Now, they repeat that same scene that happened at the beginning of the story with your older main character taking on the lines of the wise-old mentor and the character they’re mentoring repeating the main character’s lines from the beginning of the story.
This is a powerful building block, allowing you to show where the character started and how much they’ve changed to get where they are. It shows the cyclical nature of the world, a sort of symmetry.
There is something that George Lucas said in one of the behind the scenes videos from Star Wars Episode I: the Phantom Menace, that has kind of become a meme within certain quarters of the Star Wars community: “You see, it’s like poetry,” he said. “It rhymes.”
No doubt about it the way he said that was funny, but really he was talking about callbacks. He was talking about the way that you can have certain things repeated in different contexts to reflect the idea of the more things change, the more things stay the same.
Let’s look at another example: John Mulaney’s standup special from two years ago Baby J. I could spend a whole blog3 talking about what there is to learn about storytelling from standup, but for today let’s just focus on this particular special. The special focuses on John Mulaney’s experience with cocaine addiction and rehab, and begins with him relating the intervention his friends held for him back in December of 2020. He is then taken via private car from the intervention to a rehab, but stops on the way to do some cocaine on a Koala baby changing table4.

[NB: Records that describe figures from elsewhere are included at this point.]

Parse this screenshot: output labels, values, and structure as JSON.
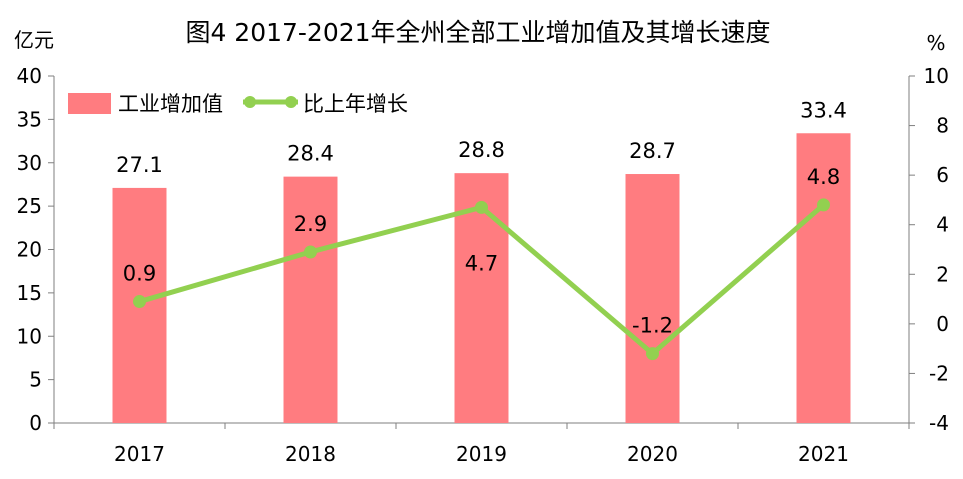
{
  "chart_data": {
    "type": "bar",
    "title": "图4  2017-2021年全州全部工业增加值及其增长速度",
    "y_left_unit": "亿元",
    "y_right_unit": "%",
    "categories": [
      "2017",
      "2018",
      "2019",
      "2020",
      "2021"
    ],
    "ylim_left": [
      0,
      40
    ],
    "ylim_right": [
      -4,
      10
    ],
    "yticks_left": [
      "0",
      "5",
      "10",
      "15",
      "20",
      "25",
      "30",
      "35",
      "40"
    ],
    "yticks_right": [
      "-4",
      "-2",
      "0",
      "2",
      "4",
      "6",
      "8",
      "10"
    ],
    "series": [
      {
        "name": "工业增加值",
        "type": "bar",
        "axis": "left",
        "color": "#ff7c80",
        "values": [
          27.1,
          28.4,
          28.8,
          28.7,
          33.4
        ],
        "labels": [
          "27.1",
          "28.4",
          "28.8",
          "28.7",
          "33.4"
        ]
      },
      {
        "name": "比上年增长",
        "type": "line",
        "axis": "right",
        "color": "#92d050",
        "values": [
          0.9,
          2.9,
          4.7,
          -1.2,
          4.8
        ],
        "labels": [
          "0.9",
          "2.9",
          "4.7",
          "-1.2",
          "4.8"
        ]
      }
    ],
    "grid": false,
    "legend_position": "top-left"
  }
}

The rest of the special happens, and one of the last jokes of the night, is about him going to a museum with his new child and having to use one of those baby changing stations. Now, does this effect the story in anyway? Does the use of the baby changing station to do cocaine “foreshadow” Mulaney using a baby changing station for its intended purpose later on? No, probably not, but it adds a comparison of those different moments in his life, allowing you to see how much his life has changed from before and after rehab.
This callback is so important that when John Mulaney was interviewed at the 92nd Street Y about this special, he talked about the effect forgetting this particular detail has on the audience's reaction to the later half of the special. If you watch the special, you’ll hear the detail, but you won’t recognize that it is important until it comes up again later.

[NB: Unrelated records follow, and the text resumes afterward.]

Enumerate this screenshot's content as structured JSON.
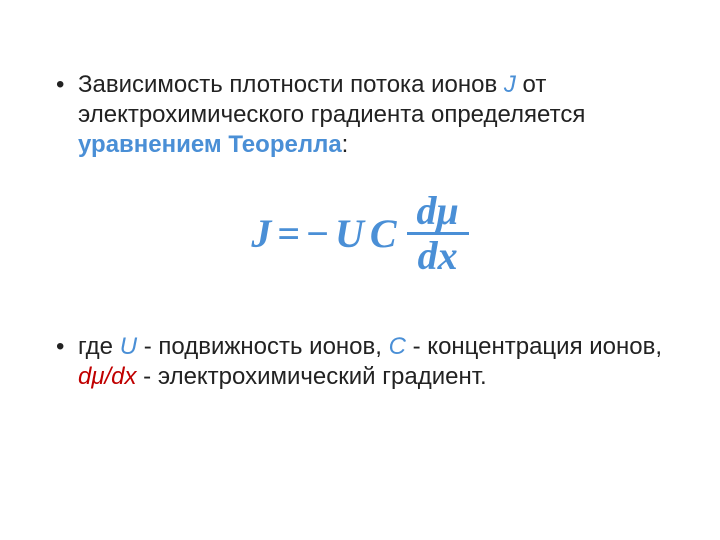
{
  "colors": {
    "text": "#222222",
    "accent_blue": "#4a8fd6",
    "accent_red": "#c00000",
    "background": "#ffffff",
    "equation": "#4a8fd6",
    "fraction_bar": "#4a8fd6"
  },
  "typography": {
    "body_font_family": "Arial",
    "body_font_size_pt": 18,
    "equation_font_family": "Cambria Math",
    "equation_font_size_pt": 30,
    "equation_bold": true,
    "equation_italic": true
  },
  "bullet1": {
    "run1": "Зависимость плотности потока ионов ",
    "J": "J",
    "run2": " от электрохимического градиента определяется ",
    "term": "уравнением Теорелла",
    "colon": ":"
  },
  "equation": {
    "type": "equation",
    "J": "J",
    "equals": "=",
    "minus": "−",
    "U": "U",
    "C": "C",
    "frac_num_d": "d",
    "frac_num_mu": "μ",
    "frac_den_d": "d",
    "frac_den_x": "x",
    "color": "#4a8fd6"
  },
  "bullet2": {
    "run1": "где ",
    "U": "U",
    "run2": " - подвижность ионов, ",
    "C": "C",
    "run3": " - концентрация ионов, ",
    "dmu_dx": "dμ/dx",
    "run4": " - электрохимический градиент."
  }
}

Callbacks are difficult to work with (notoriously so in programming), but they are incredibly powerful. They can do so much to portray so little in a story, and provide a narrative gut-punch that is really what you need to get your story to land. They can’t do everything for you, but if you’re trying to figure out how to make something work, go back to the beginning. What can change? What can stay the same, but the main character can see differently? And after you’re done figuring it out how to make that work, have a slice of pie.

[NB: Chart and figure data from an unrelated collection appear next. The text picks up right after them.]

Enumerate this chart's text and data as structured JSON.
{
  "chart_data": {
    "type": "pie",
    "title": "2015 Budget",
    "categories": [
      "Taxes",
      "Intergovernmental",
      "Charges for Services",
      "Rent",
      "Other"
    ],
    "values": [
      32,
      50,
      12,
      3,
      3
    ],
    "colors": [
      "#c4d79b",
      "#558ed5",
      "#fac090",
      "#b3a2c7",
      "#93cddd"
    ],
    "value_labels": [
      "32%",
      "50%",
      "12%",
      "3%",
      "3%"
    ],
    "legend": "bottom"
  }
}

After all, you’ve earned it.
Programming nerds, if this isn’t quite the same definition, humor me. I’m trying to break things down for the English majors over here
My fiancee, who is a much better baker than me, pointed out that this recipe would probably change a little on context, but that doesn’t work for this metaphor, so I’m leaving it as is. Bakers be damned.
And at some point, I probably will!
I swear, all of this is relevant.
I’ve written a lot of computer code in my career so I could follow your explanation, though not sure I think about how you apply this to writing the same way. A bit of a long way around though we all get to write in our own ways. Thanks for an entertaining lesson.